Но все же мне хотелось научиться летать. После больницы я жил вместе со Строгановым на частных квартирах, но иногда оставался ночевать в цирке. Как-то раз я уснул на полу артистической уборной, и мне приснился сон, будто я пролетел через манеж на машине мистера Кэлвина и публика мне так восторженно кричала, что я проснулся,
"А что, если и правда попробовать?" - подумал я. Встал с пола и направился на манеж.
"Смертный номер" по программе исполнялся последним, так как он считался гвоздем программы, поэтому все сооружение до следующего дня оставалось неразобранным. Никому не разрешали подходить к нему,
А ночью кто мог увидеть меня? Сторож?
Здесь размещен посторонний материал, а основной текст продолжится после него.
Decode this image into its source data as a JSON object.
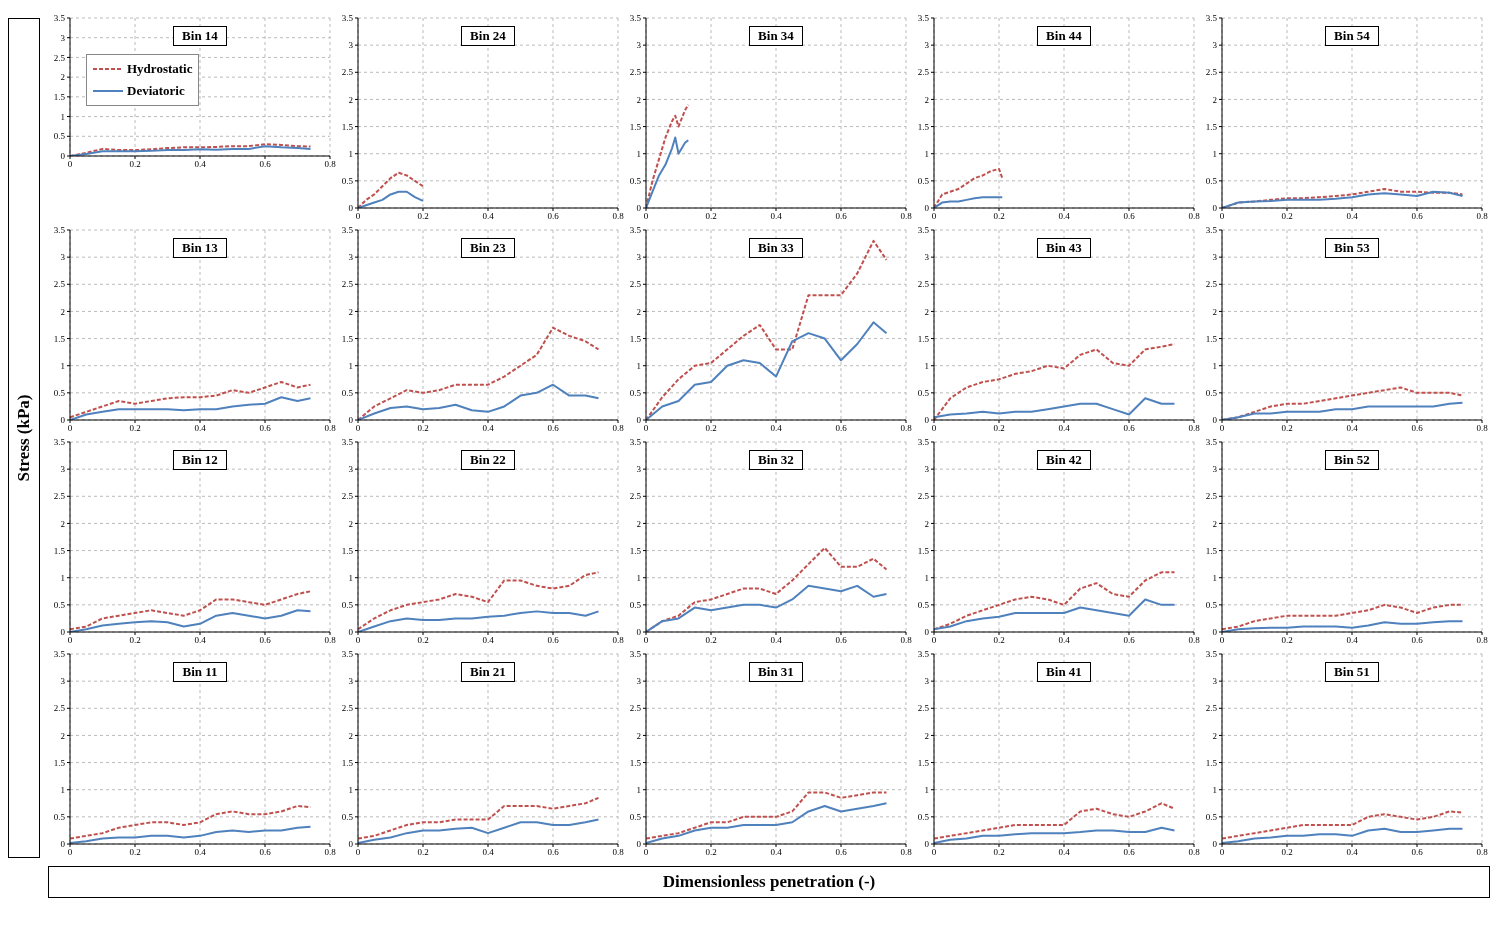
{
  "chart_data": [
    {
      "type": "line",
      "title": "Bin 14",
      "legend": "top left",
      "grid": true,
      "xlim": [
        0,
        0.8
      ],
      "ylim": [
        0,
        3.5
      ],
      "xticks": [
        0,
        0.2,
        0.4,
        0.6,
        0.8
      ],
      "yticks": [
        0,
        0.5,
        1,
        1.5,
        2,
        2.5,
        3,
        3.5
      ],
      "x": [
        0,
        0.05,
        0.1,
        0.15,
        0.2,
        0.25,
        0.3,
        0.35,
        0.4,
        0.45,
        0.5,
        0.55,
        0.6,
        0.65,
        0.7,
        0.74
      ],
      "series": [
        {
          "name": "Hydrostatic",
          "color": "#c0504d",
          "line_style": "dashed",
          "values": [
            0,
            0.08,
            0.18,
            0.15,
            0.15,
            0.17,
            0.2,
            0.22,
            0.22,
            0.23,
            0.25,
            0.25,
            0.3,
            0.28,
            0.25,
            0.24
          ]
        },
        {
          "name": "Deviatoric",
          "color": "#4f81bd",
          "line_style": "solid",
          "values": [
            0,
            0.05,
            0.12,
            0.12,
            0.12,
            0.13,
            0.15,
            0.15,
            0.17,
            0.16,
            0.18,
            0.18,
            0.25,
            0.22,
            0.2,
            0.18
          ]
        }
      ]
    },
    {
      "type": "line",
      "title": "Bin 24",
      "grid": true,
      "xlim": [
        0,
        0.8
      ],
      "ylim": [
        0,
        3.5
      ],
      "xticks": [
        0,
        0.2,
        0.4,
        0.6,
        0.8
      ],
      "yticks": [
        0,
        0.5,
        1,
        1.5,
        2,
        2.5,
        3,
        3.5
      ],
      "x": [
        0,
        0.025,
        0.05,
        0.075,
        0.1,
        0.125,
        0.15,
        0.175,
        0.2
      ],
      "series": [
        {
          "color": "#c0504d",
          "line_style": "dashed",
          "values": [
            0,
            0.15,
            0.25,
            0.4,
            0.55,
            0.65,
            0.6,
            0.5,
            0.4
          ]
        },
        {
          "color": "#4f81bd",
          "line_style": "solid",
          "values": [
            0,
            0.05,
            0.1,
            0.15,
            0.25,
            0.3,
            0.3,
            0.2,
            0.13
          ]
        }
      ]
    },
    {
      "type": "line",
      "title": "Bin 34",
      "grid": true,
      "xlim": [
        0,
        0.8
      ],
      "ylim": [
        0,
        3.5
      ],
      "xticks": [
        0,
        0.2,
        0.4,
        0.6,
        0.8
      ],
      "yticks": [
        0,
        0.5,
        1,
        1.5,
        2,
        2.5,
        3,
        3.5
      ],
      "x": [
        0,
        0.02,
        0.04,
        0.06,
        0.08,
        0.09,
        0.1,
        0.12,
        0.13
      ],
      "series": [
        {
          "color": "#c0504d",
          "line_style": "dashed",
          "values": [
            0,
            0.5,
            0.9,
            1.3,
            1.6,
            1.7,
            1.5,
            1.8,
            1.9
          ]
        },
        {
          "color": "#4f81bd",
          "line_style": "solid",
          "values": [
            0,
            0.3,
            0.6,
            0.8,
            1.1,
            1.3,
            1.0,
            1.2,
            1.25
          ]
        }
      ]
    },
    {
      "type": "line",
      "title": "Bin 44",
      "grid": true,
      "xlim": [
        0,
        0.8
      ],
      "ylim": [
        0,
        3.5
      ],
      "xticks": [
        0,
        0.2,
        0.4,
        0.6,
        0.8
      ],
      "yticks": [
        0,
        0.5,
        1,
        1.5,
        2,
        2.5,
        3,
        3.5
      ],
      "x": [
        0,
        0.025,
        0.05,
        0.075,
        0.1,
        0.125,
        0.15,
        0.175,
        0.2,
        0.21
      ],
      "series": [
        {
          "color": "#c0504d",
          "line_style": "dashed",
          "values": [
            0,
            0.25,
            0.3,
            0.35,
            0.45,
            0.55,
            0.6,
            0.68,
            0.72,
            0.55
          ]
        },
        {
          "color": "#4f81bd",
          "line_style": "solid",
          "values": [
            0,
            0.1,
            0.12,
            0.12,
            0.15,
            0.18,
            0.2,
            0.2,
            0.2,
            0.2
          ]
        }
      ]
    },
    {
      "type": "line",
      "title": "Bin 54",
      "grid": true,
      "xlim": [
        0,
        0.8
      ],
      "ylim": [
        0,
        3.5
      ],
      "xticks": [
        0,
        0.2,
        0.4,
        0.6,
        0.8
      ],
      "yticks": [
        0,
        0.5,
        1,
        1.5,
        2,
        2.5,
        3,
        3.5
      ],
      "x": [
        0,
        0.05,
        0.1,
        0.15,
        0.2,
        0.25,
        0.3,
        0.35,
        0.4,
        0.45,
        0.5,
        0.55,
        0.6,
        0.65,
        0.7,
        0.74
      ],
      "series": [
        {
          "color": "#c0504d",
          "line_style": "dashed",
          "values": [
            0,
            0.1,
            0.12,
            0.15,
            0.18,
            0.18,
            0.2,
            0.22,
            0.25,
            0.3,
            0.35,
            0.3,
            0.3,
            0.28,
            0.28,
            0.25
          ]
        },
        {
          "color": "#4f81bd",
          "line_style": "solid",
          "values": [
            0,
            0.1,
            0.12,
            0.13,
            0.15,
            0.15,
            0.15,
            0.17,
            0.2,
            0.25,
            0.27,
            0.25,
            0.22,
            0.3,
            0.28,
            0.22
          ]
        }
      ]
    },
    {
      "type": "line",
      "title": "Bin 13",
      "grid": true,
      "xlim": [
        0,
        0.8
      ],
      "ylim": [
        0,
        3.5
      ],
      "xticks": [
        0,
        0.2,
        0.4,
        0.6,
        0.8
      ],
      "yticks": [
        0,
        0.5,
        1,
        1.5,
        2,
        2.5,
        3,
        3.5
      ],
      "x": [
        0,
        0.05,
        0.1,
        0.15,
        0.2,
        0.25,
        0.3,
        0.35,
        0.4,
        0.45,
        0.5,
        0.55,
        0.6,
        0.65,
        0.7,
        0.74
      ],
      "series": [
        {
          "color": "#c0504d",
          "line_style": "dashed",
          "values": [
            0.05,
            0.15,
            0.25,
            0.35,
            0.3,
            0.35,
            0.4,
            0.42,
            0.42,
            0.45,
            0.55,
            0.5,
            0.6,
            0.7,
            0.6,
            0.65
          ]
        },
        {
          "color": "#4f81bd",
          "line_style": "solid",
          "values": [
            0,
            0.1,
            0.15,
            0.2,
            0.2,
            0.2,
            0.2,
            0.18,
            0.2,
            0.2,
            0.25,
            0.28,
            0.3,
            0.42,
            0.35,
            0.4
          ]
        }
      ]
    },
    {
      "type": "line",
      "title": "Bin 23",
      "grid": true,
      "xlim": [
        0,
        0.8
      ],
      "ylim": [
        0,
        3.5
      ],
      "xticks": [
        0,
        0.2,
        0.4,
        0.6,
        0.8
      ],
      "yticks": [
        0,
        0.5,
        1,
        1.5,
        2,
        2.5,
        3,
        3.5
      ],
      "x": [
        0,
        0.05,
        0.1,
        0.15,
        0.2,
        0.25,
        0.3,
        0.35,
        0.4,
        0.45,
        0.5,
        0.55,
        0.6,
        0.65,
        0.7,
        0.74
      ],
      "series": [
        {
          "color": "#c0504d",
          "line_style": "dashed",
          "values": [
            0,
            0.25,
            0.4,
            0.55,
            0.5,
            0.55,
            0.65,
            0.65,
            0.65,
            0.8,
            1.0,
            1.2,
            1.7,
            1.55,
            1.45,
            1.3
          ]
        },
        {
          "color": "#4f81bd",
          "line_style": "solid",
          "values": [
            0,
            0.12,
            0.22,
            0.25,
            0.2,
            0.22,
            0.28,
            0.18,
            0.15,
            0.25,
            0.45,
            0.5,
            0.65,
            0.45,
            0.45,
            0.4
          ]
        }
      ]
    },
    {
      "type": "line",
      "title": "Bin 33",
      "grid": true,
      "xlim": [
        0,
        0.8
      ],
      "ylim": [
        0,
        3.5
      ],
      "xticks": [
        0,
        0.2,
        0.4,
        0.6,
        0.8
      ],
      "yticks": [
        0,
        0.5,
        1,
        1.5,
        2,
        2.5,
        3,
        3.5
      ],
      "x": [
        0,
        0.05,
        0.1,
        0.15,
        0.2,
        0.25,
        0.3,
        0.35,
        0.4,
        0.45,
        0.5,
        0.55,
        0.6,
        0.65,
        0.7,
        0.74
      ],
      "series": [
        {
          "color": "#c0504d",
          "line_style": "dashed",
          "values": [
            0,
            0.42,
            0.75,
            1.0,
            1.05,
            1.3,
            1.55,
            1.75,
            1.3,
            1.3,
            2.3,
            2.3,
            2.3,
            2.7,
            3.3,
            2.95
          ]
        },
        {
          "color": "#4f81bd",
          "line_style": "solid",
          "values": [
            0,
            0.25,
            0.35,
            0.65,
            0.7,
            1.0,
            1.1,
            1.05,
            0.8,
            1.45,
            1.6,
            1.5,
            1.1,
            1.4,
            1.8,
            1.6
          ]
        }
      ]
    },
    {
      "type": "line",
      "title": "Bin 43",
      "grid": true,
      "xlim": [
        0,
        0.8
      ],
      "ylim": [
        0,
        3.5
      ],
      "xticks": [
        0,
        0.2,
        0.4,
        0.6,
        0.8
      ],
      "yticks": [
        0,
        0.5,
        1,
        1.5,
        2,
        2.5,
        3,
        3.5
      ],
      "x": [
        0,
        0.05,
        0.1,
        0.15,
        0.2,
        0.25,
        0.3,
        0.35,
        0.4,
        0.45,
        0.5,
        0.55,
        0.6,
        0.65,
        0.7,
        0.74
      ],
      "series": [
        {
          "color": "#c0504d",
          "line_style": "dashed",
          "values": [
            0,
            0.4,
            0.6,
            0.7,
            0.75,
            0.85,
            0.9,
            1.0,
            0.95,
            1.2,
            1.3,
            1.05,
            1.0,
            1.3,
            1.35,
            1.4
          ]
        },
        {
          "color": "#4f81bd",
          "line_style": "solid",
          "values": [
            0.05,
            0.1,
            0.12,
            0.15,
            0.12,
            0.15,
            0.15,
            0.2,
            0.25,
            0.3,
            0.3,
            0.2,
            0.1,
            0.4,
            0.3,
            0.3
          ]
        }
      ]
    },
    {
      "type": "line",
      "title": "Bin 53",
      "grid": true,
      "xlim": [
        0,
        0.8
      ],
      "ylim": [
        0,
        3.5
      ],
      "xticks": [
        0,
        0.2,
        0.4,
        0.6,
        0.8
      ],
      "yticks": [
        0,
        0.5,
        1,
        1.5,
        2,
        2.5,
        3,
        3.5
      ],
      "x": [
        0,
        0.05,
        0.1,
        0.15,
        0.2,
        0.25,
        0.3,
        0.35,
        0.4,
        0.45,
        0.5,
        0.55,
        0.6,
        0.65,
        0.7,
        0.74
      ],
      "series": [
        {
          "color": "#c0504d",
          "line_style": "dashed",
          "values": [
            0,
            0.05,
            0.15,
            0.25,
            0.3,
            0.3,
            0.35,
            0.4,
            0.45,
            0.5,
            0.55,
            0.6,
            0.5,
            0.5,
            0.5,
            0.45
          ]
        },
        {
          "color": "#4f81bd",
          "line_style": "solid",
          "values": [
            0,
            0.05,
            0.12,
            0.12,
            0.15,
            0.15,
            0.15,
            0.2,
            0.2,
            0.25,
            0.25,
            0.25,
            0.25,
            0.25,
            0.3,
            0.32
          ]
        }
      ]
    },
    {
      "type": "line",
      "title": "Bin 12",
      "grid": true,
      "xlim": [
        0,
        0.8
      ],
      "ylim": [
        0,
        3.5
      ],
      "xticks": [
        0,
        0.2,
        0.4,
        0.6,
        0.8
      ],
      "yticks": [
        0,
        0.5,
        1,
        1.5,
        2,
        2.5,
        3,
        3.5
      ],
      "x": [
        0,
        0.05,
        0.1,
        0.15,
        0.2,
        0.25,
        0.3,
        0.35,
        0.4,
        0.45,
        0.5,
        0.55,
        0.6,
        0.65,
        0.7,
        0.74
      ],
      "series": [
        {
          "color": "#c0504d",
          "line_style": "dashed",
          "values": [
            0.05,
            0.1,
            0.25,
            0.3,
            0.35,
            0.4,
            0.35,
            0.3,
            0.4,
            0.6,
            0.6,
            0.55,
            0.5,
            0.6,
            0.7,
            0.75
          ]
        },
        {
          "color": "#4f81bd",
          "line_style": "solid",
          "values": [
            0,
            0.05,
            0.12,
            0.15,
            0.18,
            0.2,
            0.18,
            0.1,
            0.15,
            0.3,
            0.35,
            0.3,
            0.25,
            0.3,
            0.4,
            0.38
          ]
        }
      ]
    },
    {
      "type": "line",
      "title": "Bin 22",
      "grid": true,
      "xlim": [
        0,
        0.8
      ],
      "ylim": [
        0,
        3.5
      ],
      "xticks": [
        0,
        0.2,
        0.4,
        0.6,
        0.8
      ],
      "yticks": [
        0,
        0.5,
        1,
        1.5,
        2,
        2.5,
        3,
        3.5
      ],
      "x": [
        0,
        0.05,
        0.1,
        0.15,
        0.2,
        0.25,
        0.3,
        0.35,
        0.4,
        0.45,
        0.5,
        0.55,
        0.6,
        0.65,
        0.7,
        0.74
      ],
      "series": [
        {
          "color": "#c0504d",
          "line_style": "dashed",
          "values": [
            0.05,
            0.25,
            0.4,
            0.5,
            0.55,
            0.6,
            0.7,
            0.65,
            0.55,
            0.95,
            0.95,
            0.85,
            0.8,
            0.85,
            1.05,
            1.1
          ]
        },
        {
          "color": "#4f81bd",
          "line_style": "solid",
          "values": [
            0,
            0.1,
            0.2,
            0.25,
            0.22,
            0.22,
            0.25,
            0.25,
            0.28,
            0.3,
            0.35,
            0.38,
            0.35,
            0.35,
            0.3,
            0.38
          ]
        }
      ]
    },
    {
      "type": "line",
      "title": "Bin 32",
      "grid": true,
      "xlim": [
        0,
        0.8
      ],
      "ylim": [
        0,
        3.5
      ],
      "xticks": [
        0,
        0.2,
        0.4,
        0.6,
        0.8
      ],
      "yticks": [
        0,
        0.5,
        1,
        1.5,
        2,
        2.5,
        3,
        3.5
      ],
      "x": [
        0,
        0.05,
        0.1,
        0.15,
        0.2,
        0.25,
        0.3,
        0.35,
        0.4,
        0.45,
        0.5,
        0.55,
        0.6,
        0.65,
        0.7,
        0.74
      ],
      "series": [
        {
          "color": "#c0504d",
          "line_style": "dashed",
          "values": [
            0,
            0.2,
            0.3,
            0.55,
            0.6,
            0.7,
            0.8,
            0.8,
            0.7,
            0.95,
            1.25,
            1.55,
            1.2,
            1.2,
            1.35,
            1.15
          ]
        },
        {
          "color": "#4f81bd",
          "line_style": "solid",
          "values": [
            0,
            0.2,
            0.25,
            0.45,
            0.4,
            0.45,
            0.5,
            0.5,
            0.45,
            0.6,
            0.85,
            0.8,
            0.75,
            0.85,
            0.65,
            0.7
          ]
        }
      ]
    },
    {
      "type": "line",
      "title": "Bin 42",
      "grid": true,
      "xlim": [
        0,
        0.8
      ],
      "ylim": [
        0,
        3.5
      ],
      "xticks": [
        0,
        0.2,
        0.4,
        0.6,
        0.8
      ],
      "yticks": [
        0,
        0.5,
        1,
        1.5,
        2,
        2.5,
        3,
        3.5
      ],
      "x": [
        0,
        0.05,
        0.1,
        0.15,
        0.2,
        0.25,
        0.3,
        0.35,
        0.4,
        0.45,
        0.5,
        0.55,
        0.6,
        0.65,
        0.7,
        0.74
      ],
      "series": [
        {
          "color": "#c0504d",
          "line_style": "dashed",
          "values": [
            0.05,
            0.15,
            0.3,
            0.4,
            0.5,
            0.6,
            0.65,
            0.6,
            0.5,
            0.8,
            0.9,
            0.7,
            0.65,
            0.95,
            1.1,
            1.1
          ]
        },
        {
          "color": "#4f81bd",
          "line_style": "solid",
          "values": [
            0.05,
            0.1,
            0.2,
            0.25,
            0.28,
            0.35,
            0.35,
            0.35,
            0.35,
            0.45,
            0.4,
            0.35,
            0.3,
            0.6,
            0.5,
            0.5
          ]
        }
      ]
    },
    {
      "type": "line",
      "title": "Bin 52",
      "grid": true,
      "xlim": [
        0,
        0.8
      ],
      "ylim": [
        0,
        3.5
      ],
      "xticks": [
        0,
        0.2,
        0.4,
        0.6,
        0.8
      ],
      "yticks": [
        0,
        0.5,
        1,
        1.5,
        2,
        2.5,
        3,
        3.5
      ],
      "x": [
        0,
        0.05,
        0.1,
        0.15,
        0.2,
        0.25,
        0.3,
        0.35,
        0.4,
        0.45,
        0.5,
        0.55,
        0.6,
        0.65,
        0.7,
        0.74
      ],
      "series": [
        {
          "color": "#c0504d",
          "line_style": "dashed",
          "values": [
            0.05,
            0.1,
            0.2,
            0.25,
            0.3,
            0.3,
            0.3,
            0.3,
            0.35,
            0.4,
            0.5,
            0.45,
            0.35,
            0.45,
            0.5,
            0.5
          ]
        },
        {
          "color": "#4f81bd",
          "line_style": "solid",
          "values": [
            0,
            0.05,
            0.07,
            0.08,
            0.08,
            0.1,
            0.1,
            0.1,
            0.08,
            0.12,
            0.18,
            0.15,
            0.15,
            0.18,
            0.2,
            0.2
          ]
        }
      ]
    },
    {
      "type": "line",
      "title": "Bin 11",
      "grid": true,
      "xlim": [
        0,
        0.8
      ],
      "ylim": [
        0,
        3.5
      ],
      "xticks": [
        0,
        0.2,
        0.4,
        0.6,
        0.8
      ],
      "yticks": [
        0,
        0.5,
        1,
        1.5,
        2,
        2.5,
        3,
        3.5
      ],
      "x": [
        0,
        0.05,
        0.1,
        0.15,
        0.2,
        0.25,
        0.3,
        0.35,
        0.4,
        0.45,
        0.5,
        0.55,
        0.6,
        0.65,
        0.7,
        0.74
      ],
      "series": [
        {
          "color": "#c0504d",
          "line_style": "dashed",
          "values": [
            0.1,
            0.15,
            0.2,
            0.3,
            0.35,
            0.4,
            0.4,
            0.35,
            0.4,
            0.55,
            0.6,
            0.55,
            0.55,
            0.6,
            0.7,
            0.68
          ]
        },
        {
          "color": "#4f81bd",
          "line_style": "solid",
          "values": [
            0.02,
            0.05,
            0.1,
            0.12,
            0.12,
            0.15,
            0.15,
            0.12,
            0.15,
            0.22,
            0.25,
            0.22,
            0.25,
            0.25,
            0.3,
            0.32
          ]
        }
      ]
    },
    {
      "type": "line",
      "title": "Bin 21",
      "grid": true,
      "xlim": [
        0,
        0.8
      ],
      "ylim": [
        0,
        3.5
      ],
      "xticks": [
        0,
        0.2,
        0.4,
        0.6,
        0.8
      ],
      "yticks": [
        0,
        0.5,
        1,
        1.5,
        2,
        2.5,
        3,
        3.5
      ],
      "x": [
        0,
        0.05,
        0.1,
        0.15,
        0.2,
        0.25,
        0.3,
        0.35,
        0.4,
        0.45,
        0.5,
        0.55,
        0.6,
        0.65,
        0.7,
        0.74
      ],
      "series": [
        {
          "color": "#c0504d",
          "line_style": "dashed",
          "values": [
            0.1,
            0.15,
            0.25,
            0.35,
            0.4,
            0.4,
            0.45,
            0.45,
            0.45,
            0.7,
            0.7,
            0.7,
            0.65,
            0.7,
            0.75,
            0.85
          ]
        },
        {
          "color": "#4f81bd",
          "line_style": "solid",
          "values": [
            0.02,
            0.08,
            0.12,
            0.2,
            0.25,
            0.25,
            0.28,
            0.3,
            0.2,
            0.3,
            0.4,
            0.4,
            0.35,
            0.35,
            0.4,
            0.45
          ]
        }
      ]
    },
    {
      "type": "line",
      "title": "Bin 31",
      "grid": true,
      "xlim": [
        0,
        0.8
      ],
      "ylim": [
        0,
        3.5
      ],
      "xticks": [
        0,
        0.2,
        0.4,
        0.6,
        0.8
      ],
      "yticks": [
        0,
        0.5,
        1,
        1.5,
        2,
        2.5,
        3,
        3.5
      ],
      "x": [
        0,
        0.05,
        0.1,
        0.15,
        0.2,
        0.25,
        0.3,
        0.35,
        0.4,
        0.45,
        0.5,
        0.55,
        0.6,
        0.65,
        0.7,
        0.74
      ],
      "series": [
        {
          "color": "#c0504d",
          "line_style": "dashed",
          "values": [
            0.1,
            0.15,
            0.2,
            0.3,
            0.4,
            0.4,
            0.5,
            0.5,
            0.5,
            0.6,
            0.95,
            0.95,
            0.85,
            0.9,
            0.95,
            0.95
          ]
        },
        {
          "color": "#4f81bd",
          "line_style": "solid",
          "values": [
            0.02,
            0.1,
            0.15,
            0.25,
            0.3,
            0.3,
            0.35,
            0.35,
            0.35,
            0.4,
            0.6,
            0.7,
            0.6,
            0.65,
            0.7,
            0.75
          ]
        }
      ]
    },
    {
      "type": "line",
      "title": "Bin 41",
      "grid": true,
      "xlim": [
        0,
        0.8
      ],
      "ylim": [
        0,
        3.5
      ],
      "xticks": [
        0,
        0.2,
        0.4,
        0.6,
        0.8
      ],
      "yticks": [
        0,
        0.5,
        1,
        1.5,
        2,
        2.5,
        3,
        3.5
      ],
      "x": [
        0,
        0.05,
        0.1,
        0.15,
        0.2,
        0.25,
        0.3,
        0.35,
        0.4,
        0.45,
        0.5,
        0.55,
        0.6,
        0.65,
        0.7,
        0.74
      ],
      "series": [
        {
          "color": "#c0504d",
          "line_style": "dashed",
          "values": [
            0.1,
            0.15,
            0.2,
            0.25,
            0.3,
            0.35,
            0.35,
            0.35,
            0.35,
            0.6,
            0.65,
            0.55,
            0.5,
            0.6,
            0.75,
            0.65
          ]
        },
        {
          "color": "#4f81bd",
          "line_style": "solid",
          "values": [
            0.02,
            0.08,
            0.1,
            0.15,
            0.15,
            0.18,
            0.2,
            0.2,
            0.2,
            0.22,
            0.25,
            0.25,
            0.22,
            0.22,
            0.3,
            0.25
          ]
        }
      ]
    },
    {
      "type": "line",
      "title": "Bin 51",
      "grid": true,
      "xlim": [
        0,
        0.8
      ],
      "ylim": [
        0,
        3.5
      ],
      "xticks": [
        0,
        0.2,
        0.4,
        0.6,
        0.8
      ],
      "yticks": [
        0,
        0.5,
        1,
        1.5,
        2,
        2.5,
        3,
        3.5
      ],
      "x": [
        0,
        0.05,
        0.1,
        0.15,
        0.2,
        0.25,
        0.3,
        0.35,
        0.4,
        0.45,
        0.5,
        0.55,
        0.6,
        0.65,
        0.7,
        0.74
      ],
      "series": [
        {
          "color": "#c0504d",
          "line_style": "dashed",
          "values": [
            0.1,
            0.15,
            0.2,
            0.25,
            0.3,
            0.35,
            0.35,
            0.35,
            0.35,
            0.5,
            0.55,
            0.5,
            0.45,
            0.5,
            0.6,
            0.58
          ]
        },
        {
          "color": "#4f81bd",
          "line_style": "solid",
          "values": [
            0.02,
            0.05,
            0.1,
            0.12,
            0.15,
            0.15,
            0.18,
            0.18,
            0.15,
            0.25,
            0.28,
            0.22,
            0.22,
            0.25,
            0.28,
            0.28
          ]
        }
      ]
    },
    {
      "type": "other",
      "annotations": [
        "Stress (kPa)",
        "Dimensionless penetration (-)"
      ]
    }
  ]
}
Он на улице.
При помощи тросов я затянул автомобиль наверх. Прежде чем сесть в кабину, я посмотрел вниз.
"Ох, как далеко придется лететь!" У меня защемило сердце. Когда я сел в машину, мои коленки заработали, как поршни.
"Лечу", - решительно сказал я себе. Но, посмотрев еще раз вниз, я вспомнил: у меня ассистентов-то нет.
Может, без ассистентов опасно садиться в эту машину?
Когда-то, еще в деревне, я слышал, что как кошку ни бросай, она все равно на ноги встанет.
"Давай-ка кота посажу для начала, - подумал я, - а сам пока за ассистента побуду".
Не раздумывая долго, притащил из конюшни кота Василия Ивановича, работавшего в строгановской звериной группе канатоходцем, всунул его в кабину. Поставил перед ним чашку вареного мяса и пустил эту адскую машину по скату. Не успел моргнуть глазом, машина без визга, шипения и выстрелов перелетела через манеж и спокойненько опустилась на матрац.
А как же Василий Иванович? Он был здоров, сидел на своем месте и преспокойно ел мясо. Я снова поднял машину. Теперь уж решил сам полететь, но, когда поднялся наверх, опять стало страшно.
Давай-ка я еще на собаке испытаю. Если удачно перелетит, то сам сяду. Привел громадного дога, который носил кличку "Джек", посадил в кабину, на всякий случай привязал ремнями. К моему удовольствию, и собака сделала полет не хуже Кэлвина. За храбрость угостил Джека колбасой. И только хотел снова поднять машину, как услышал голос уборщицы, появившейся у манежа.
- Ты что это, голубчик, так рано поднялся?
- А сколько сейчас времени?
- Седьмой час.
О! Уже утро. Что ж, пока придется полет оставить.